Monday, June 13, 2011

Choosing Sides

There are like six billion dating sites out there, so first I had to decide which one to use.  I turned to an old standby, eHarmony, because I had an account with them almost ten years ago, and I figured it would be less work than any other, newer site.

Well, guess what:  things have changed a lot since I last visited eHarmony, and it turns out that it sucks even more now than it did then.  Hoops galore, and I don't have the legs for jumping.  

So, armed with valuable advice from my BFF ("... anyone named Chip should be avoided at all costs."), I did the best I could until she asked if she could see my profile.

Me: I guess ... if I could figure this fucking thing out. It won't put my pics on my profile page, and it's being an asshole. 
That should probably be my capsule description, right?
"Hello, I'm [Lemon, Out]. I can't figure this fucking thing out and it's being a giant asshole. Let's get busy."
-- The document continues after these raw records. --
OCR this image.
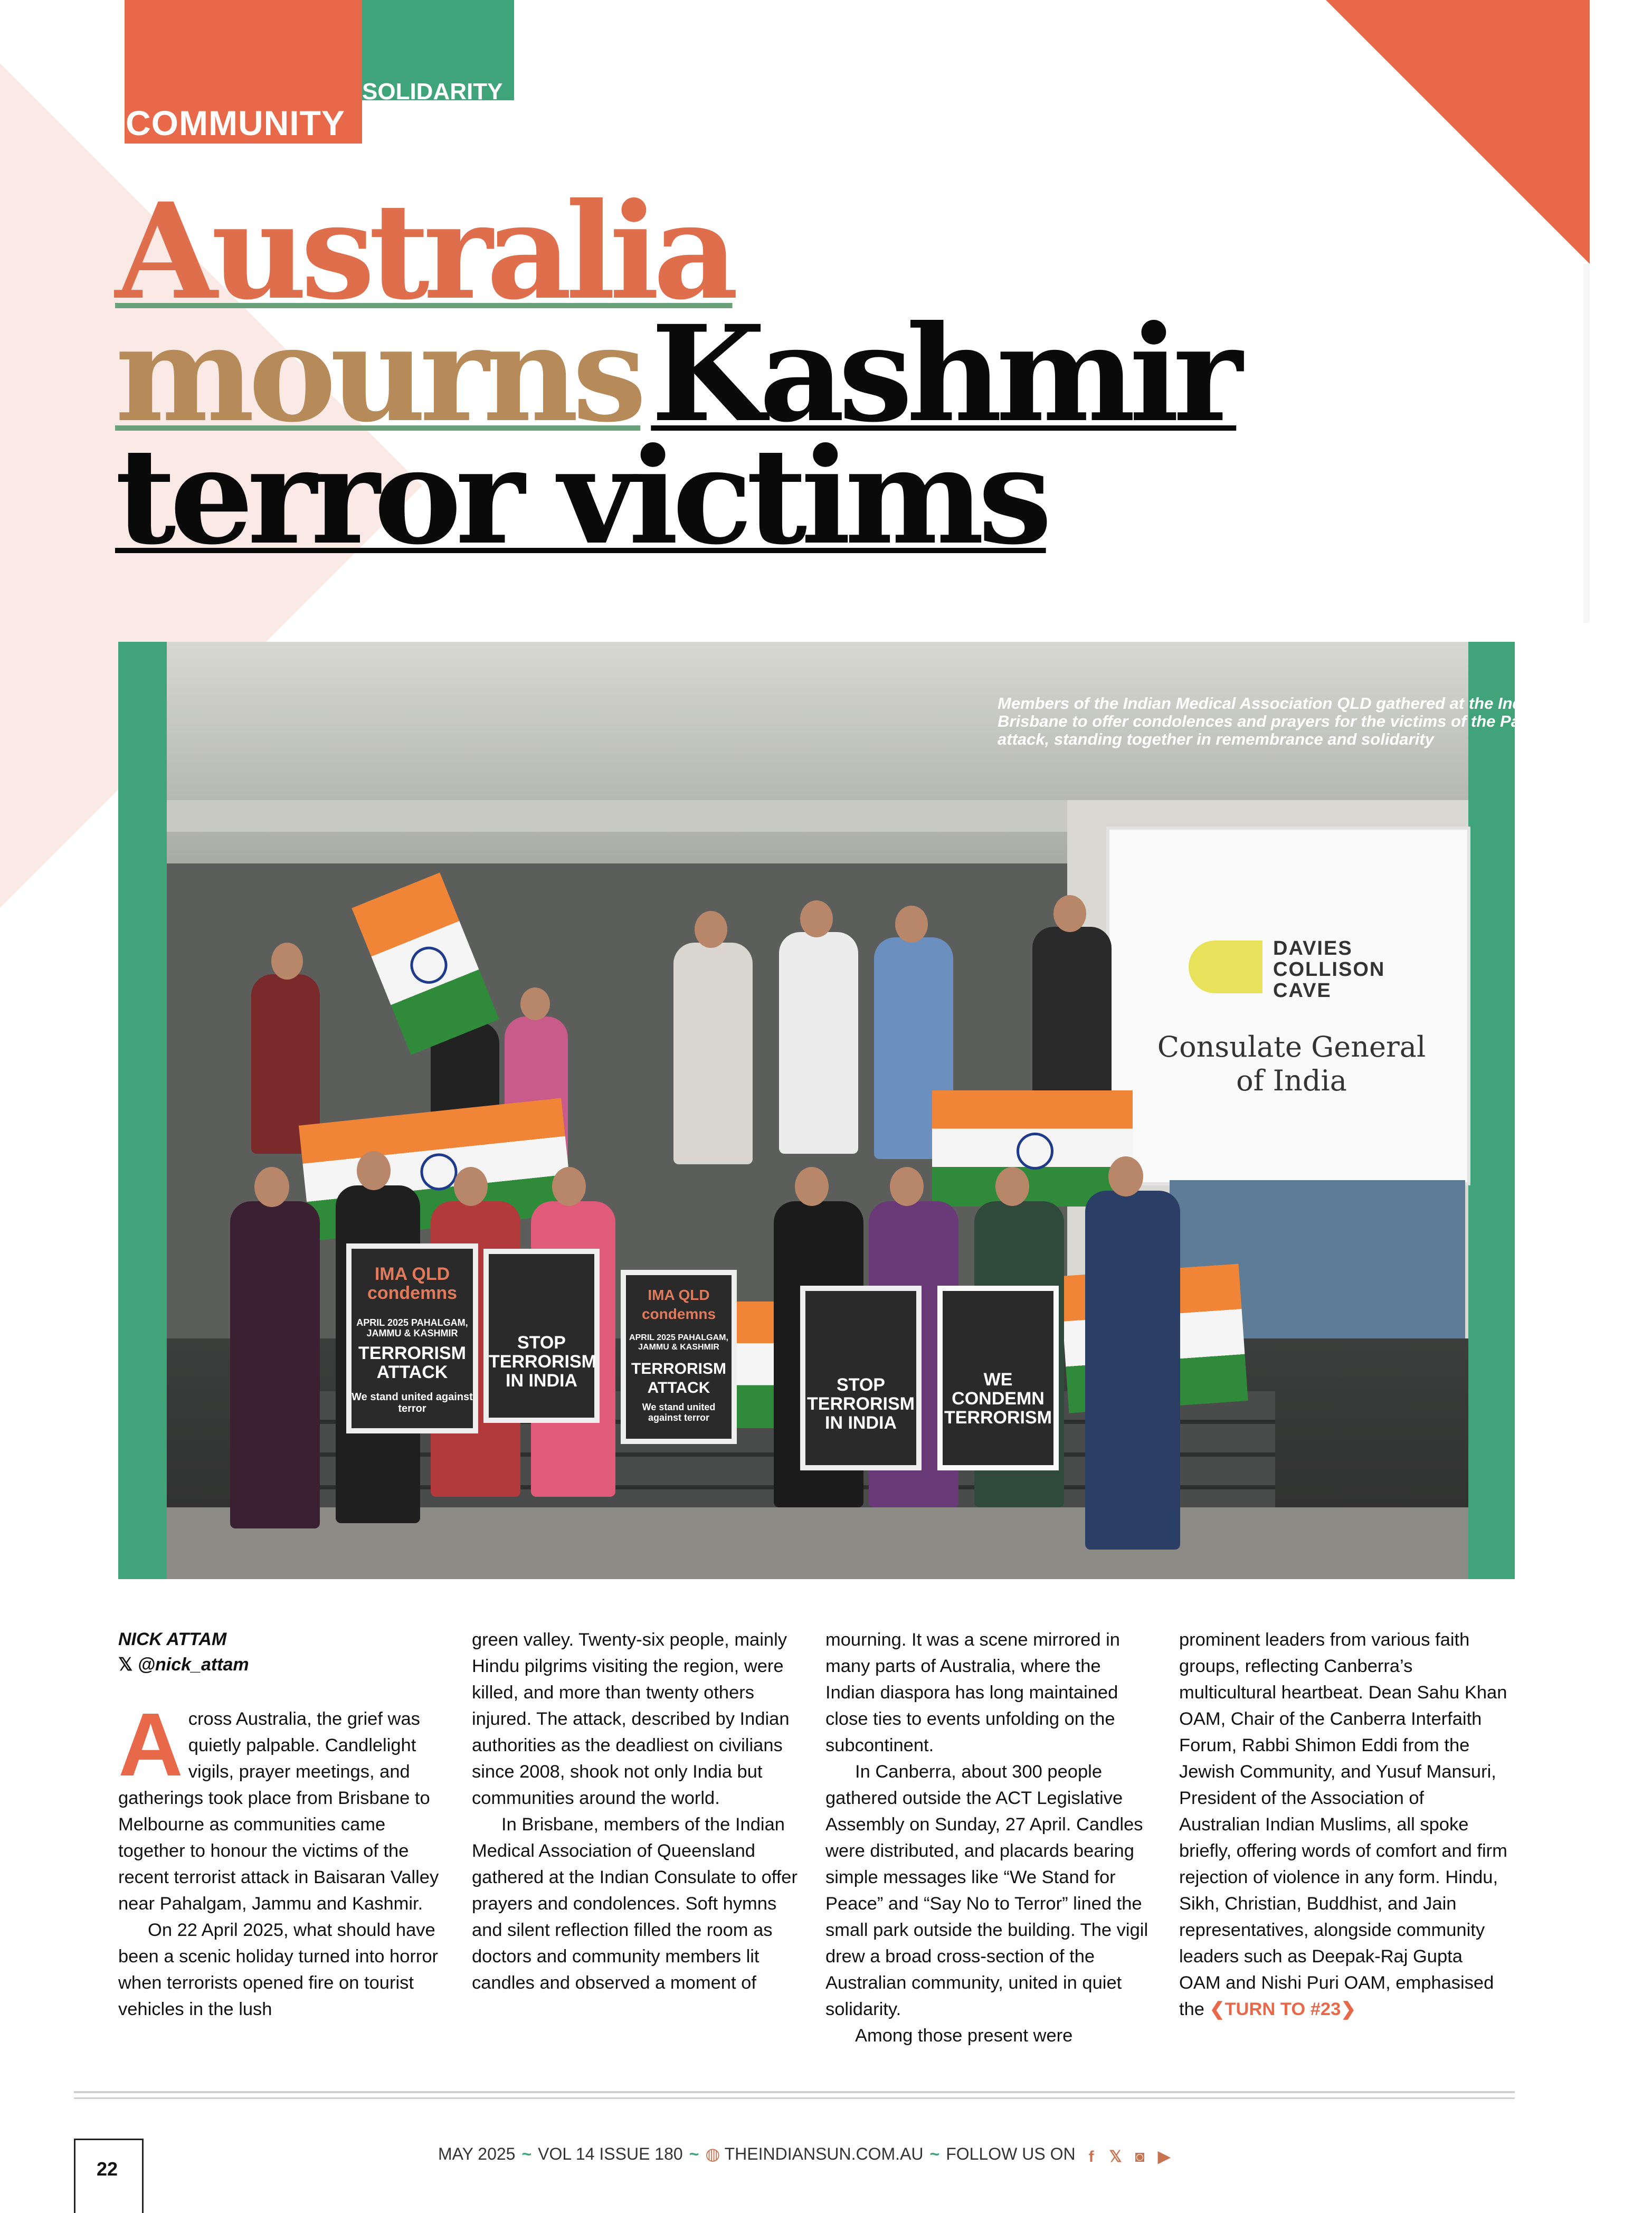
COMMUNITY
SOLIDARITY
Australia
mournsKashmir
terror victims
DAVIES
COLLISON
CAVE
Consulate General
of India
IMA QLD condemns
APRIL 2025 PAHALGAM, JAMMU & KASHMIR
TERRORISM ATTACK
We stand united against terror
STOP TERRORISM IN INDIA
IMA QLD condemns
APRIL 2025 PAHALGAM, JAMMU & KASHMIR
TERRORISM ATTACK
We stand united against terror
STOP TERRORISM IN INDIA
WE CONDEMN TERRORISM
Members of the Indian Medical Association QLD gathered at the Indian Consulate in Brisbane to offer condolences and prayers for the victims of the Pahalgam terrorist attack, standing together in remembrance and solidarity
NICK ATTAM
𝕏 @nick_attam
A cross Australia, the grief was quietly palpable. Candlelight vigils, prayer meetings, and gatherings took place from Brisbane to Melbourne as communities came together to honour the victims of the recent terrorist attack in Baisaran Valley near Pahalgam, Jammu and Kashmir.

On 22 April 2025, what should have been a scenic holiday turned into horror when terrorists opened fire on tourist vehicles in the lush

green valley. Twenty-six people, mainly Hindu pilgrims visiting the region, were killed, and more than twenty others injured. The attack, described by Indian authorities as the deadliest on civilians since 2008, shook not only India but communities around the world.

In Brisbane, members of the Indian Medical Association of Queensland gathered at the Indian Consulate to offer prayers and condolences. Soft hymns and silent reflection filled the room as doctors and community members lit candles and observed a moment of

mourning. It was a scene mirrored in many parts of Australia, where the Indian diaspora has long maintained close ties to events unfolding on the subcontinent.

In Canberra, about 300 people gathered outside the ACT Legislative Assembly on Sunday, 27 April. Candles were distributed, and placards bearing simple messages like “We Stand for Peace” and “Say No to Terror” lined the small park outside the building. The vigil drew a broad cross-section of the Australian community, united in quiet solidarity.

Among those present were

prominent leaders from various faith groups, reflecting Canberra’s multicultural heartbeat. Dean Sahu Khan OAM, Chair of the Canberra Interfaith Forum, Rabbi Shimon Eddi from the Jewish Community, and Yusuf Mansuri, President of the Association of Australian Indian Muslims, all spoke briefly, offering words of comfort and firm rejection of violence in any form. Hindu, Sikh, Christian, Buddhist, and Jain representatives, alongside community leaders such as Deepak-Raj Gupta OAM and Nishi Puri OAM, emphasised the ❮TURN TO #23❯

22
MAY 2025 ~ VOL 14 ISSUE 180 ~ ◍ THEINDIANSUN.COM.AU ~ FOLLOW US ON f 𝕏 ◙ ▶
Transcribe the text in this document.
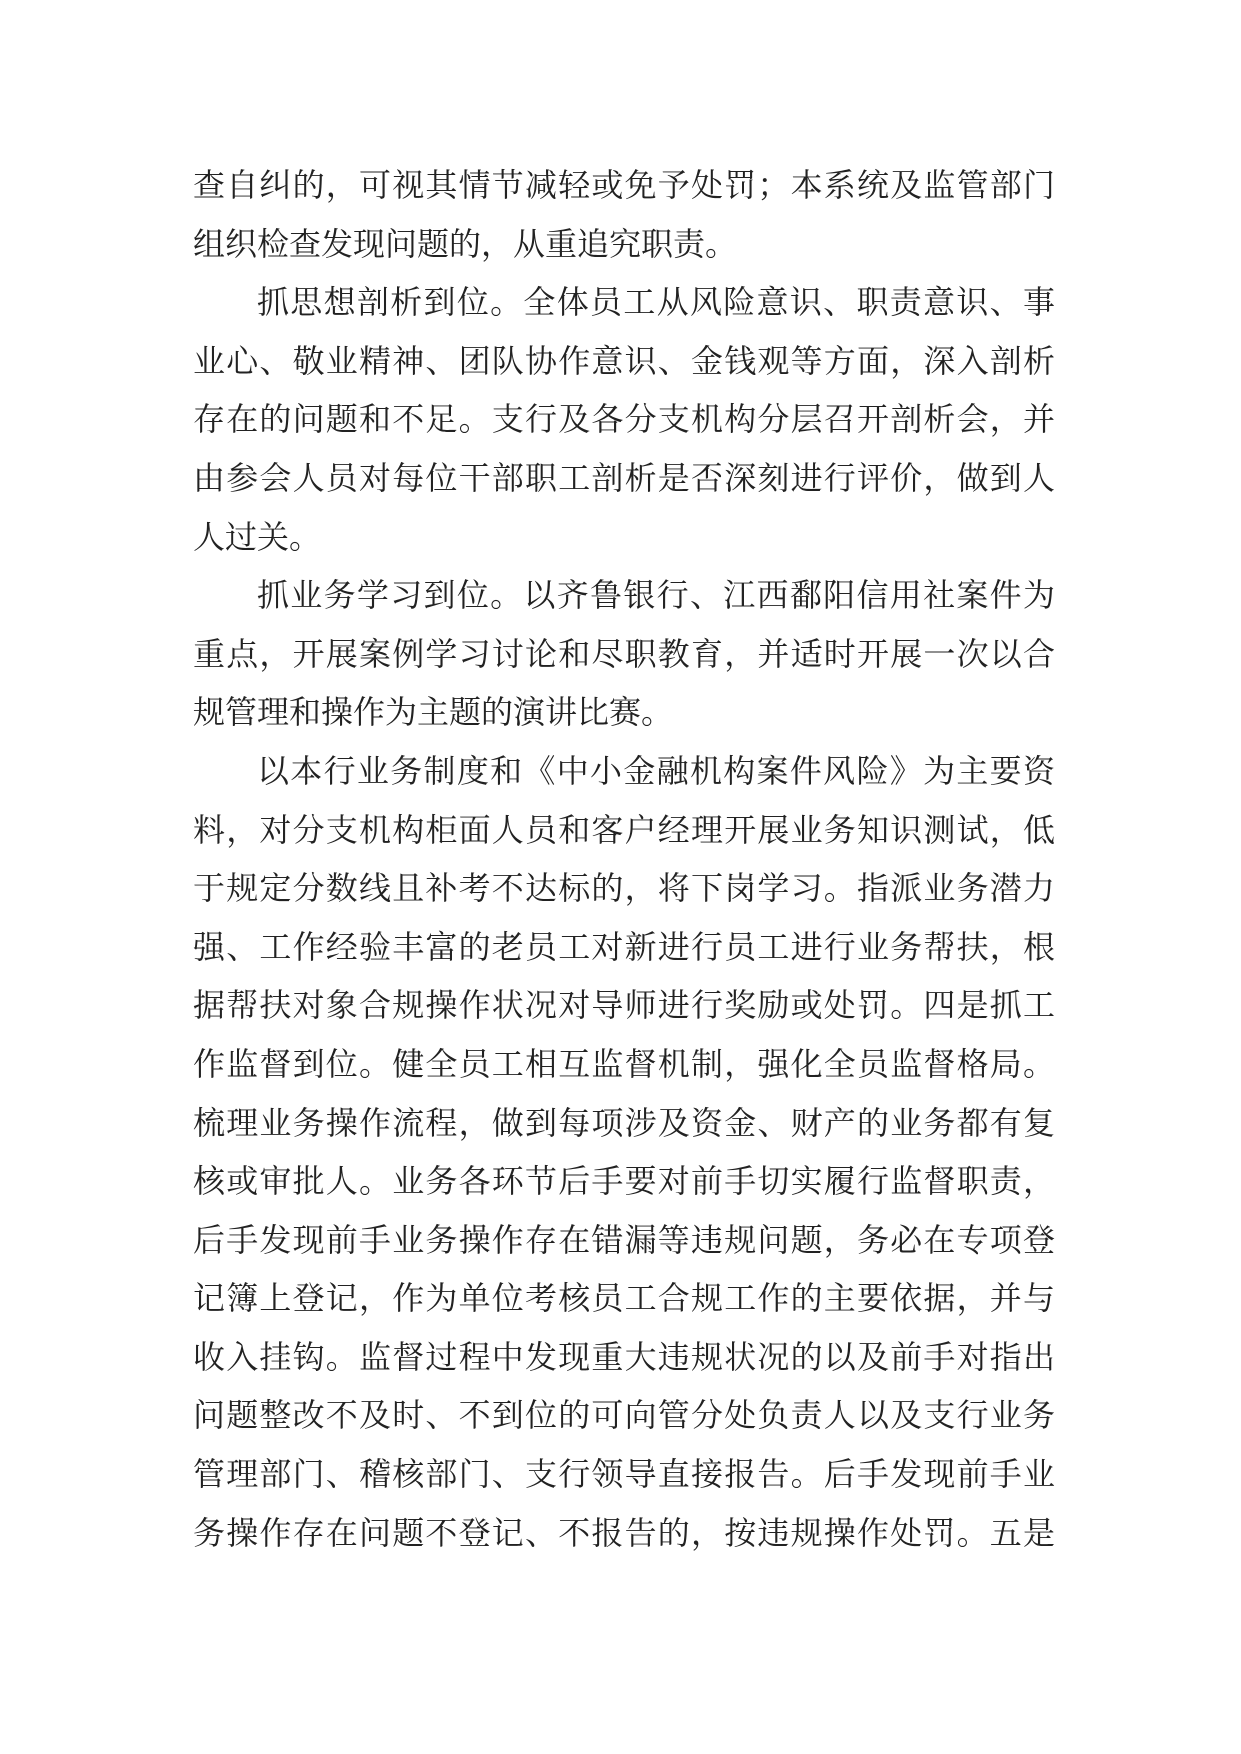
查自纠的，可视其情节减轻或免予处罚；本系统及监管部门
组织检查发现问题的，从重追究职责。
抓思想剖析到位。全体员工从风险意识、职责意识、事
业心、敬业精神、团队协作意识、金钱观等方面，深入剖析
存在的问题和不足。支行及各分支机构分层召开剖析会，并
由参会人员对每位干部职工剖析是否深刻进行评价，做到人
人过关。
抓业务学习到位。以齐鲁银行、江西鄱阳信用社案件为
重点，开展案例学习讨论和尽职教育，并适时开展一次以合
规管理和操作为主题的演讲比赛。
以本行业务制度和《中小金融机构案件风险》为主要资
料，对分支机构柜面人员和客户经理开展业务知识测试，低
于规定分数线且补考不达标的，将下岗学习。指派业务潜力
强、工作经验丰富的老员工对新进行员工进行业务帮扶，根
据帮扶对象合规操作状况对导师进行奖励或处罚。四是抓工
作监督到位。健全员工相互监督机制，强化全员监督格局。
梳理业务操作流程，做到每项涉及资金、财产的业务都有复
核或审批人。业务各环节后手要对前手切实履行监督职责，
后手发现前手业务操作存在错漏等违规问题，务必在专项登
记簿上登记，作为单位考核员工合规工作的主要依据，并与
收入挂钩。监督过程中发现重大违规状况的以及前手对指出
问题整改不及时、不到位的可向管分处负责人以及支行业务
管理部门、稽核部门、支行领导直接报告。后手发现前手业
务操作存在问题不登记、不报告的，按违规操作处罚。五是
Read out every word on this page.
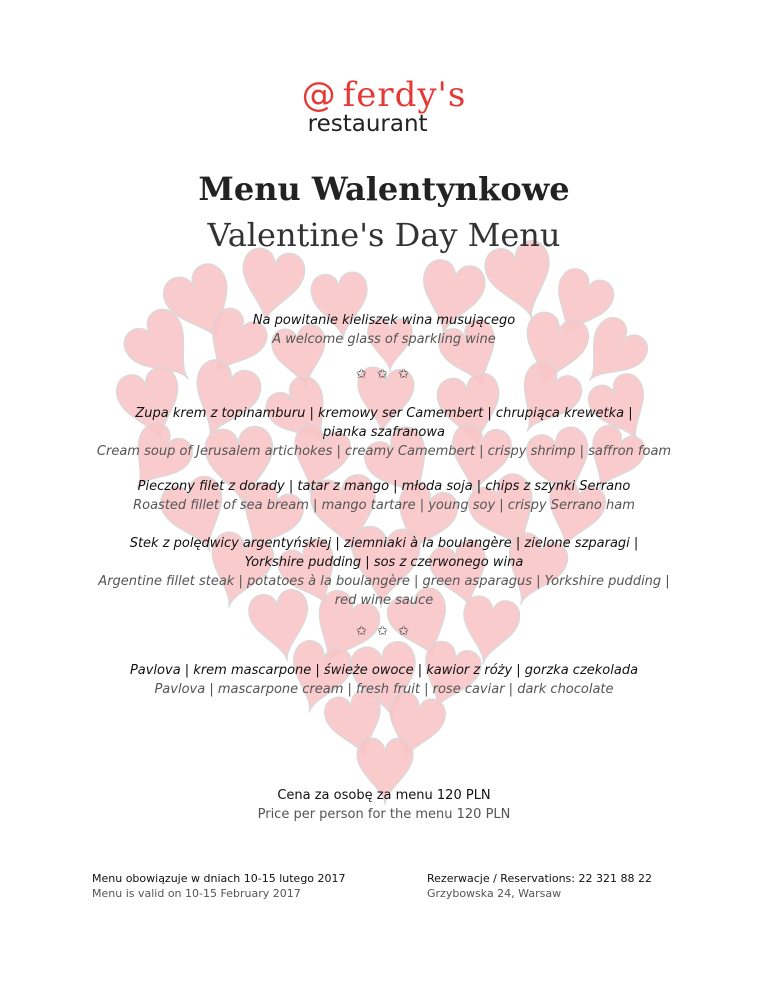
@ ferdy's
restaurant
Menu Walentynkowe
Valentine's Day Menu
Na powitanie kieliszek wina musującego
A welcome glass of sparkling wine
✩ ✩ ✩
Zupa krem z topinamburu | kremowy ser Camembert | chrupiąca krewetka |
pianka szafranowa
Cream soup of Jerusalem artichokes | creamy Camembert | crispy shrimp | saffron foam
Pieczony filet z dorady | tatar z mango | młoda soja | chips z szynki Serrano
Roasted fillet of sea bream | mango tartare | young soy | crispy Serrano ham
Stek z polędwicy argentyńskiej | ziemniaki à la boulangère | zielone szparagi |
Yorkshire pudding | sos z czerwonego wina
Argentine fillet steak | potatoes à la boulangère | green asparagus | Yorkshire pudding |
red wine sauce
✩ ✩ ✩
Pavlova | krem mascarpone | świeże owoce | kawior z róży | gorzka czekolada
Pavlova | mascarpone cream | fresh fruit | rose caviar | dark chocolate
Cena za osobę za menu 120 PLN
Price per person for the menu 120 PLN
Menu obowiązuje w dniach 10-15 lutego 2017
Menu is valid on 10-15 February 2017
Rezerwacje / Reservations: 22 321 88 22
Grzybowska 24, Warsaw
Me: It says my profile is only 80 percent complete, but I answered all their fucking questions and put up three pictures THAT IT'S NOT DISPLAYING ON MY PROFILE PREVIEW, so what the hell, eHarmony? WHAT. THE. HELL.

And THEN--and this was where the camel turned around and was like, "If that fucking straw comes anywhere near me ..."--I did a search for new matches. How many lucky guys did I get matched with?

NOT A DAMN ONE.

Me: See ya, eHarmony.  Lemme see what OK Cupid has to say about that.

I switched over to OK Cupid and it was immediately evident that I was going to like this one much better, mostly on account of it's free. Also, there are probably going to be a lot more people on OKC who don't care about marriage and all its attendant bullshit, which is FINE BY ME.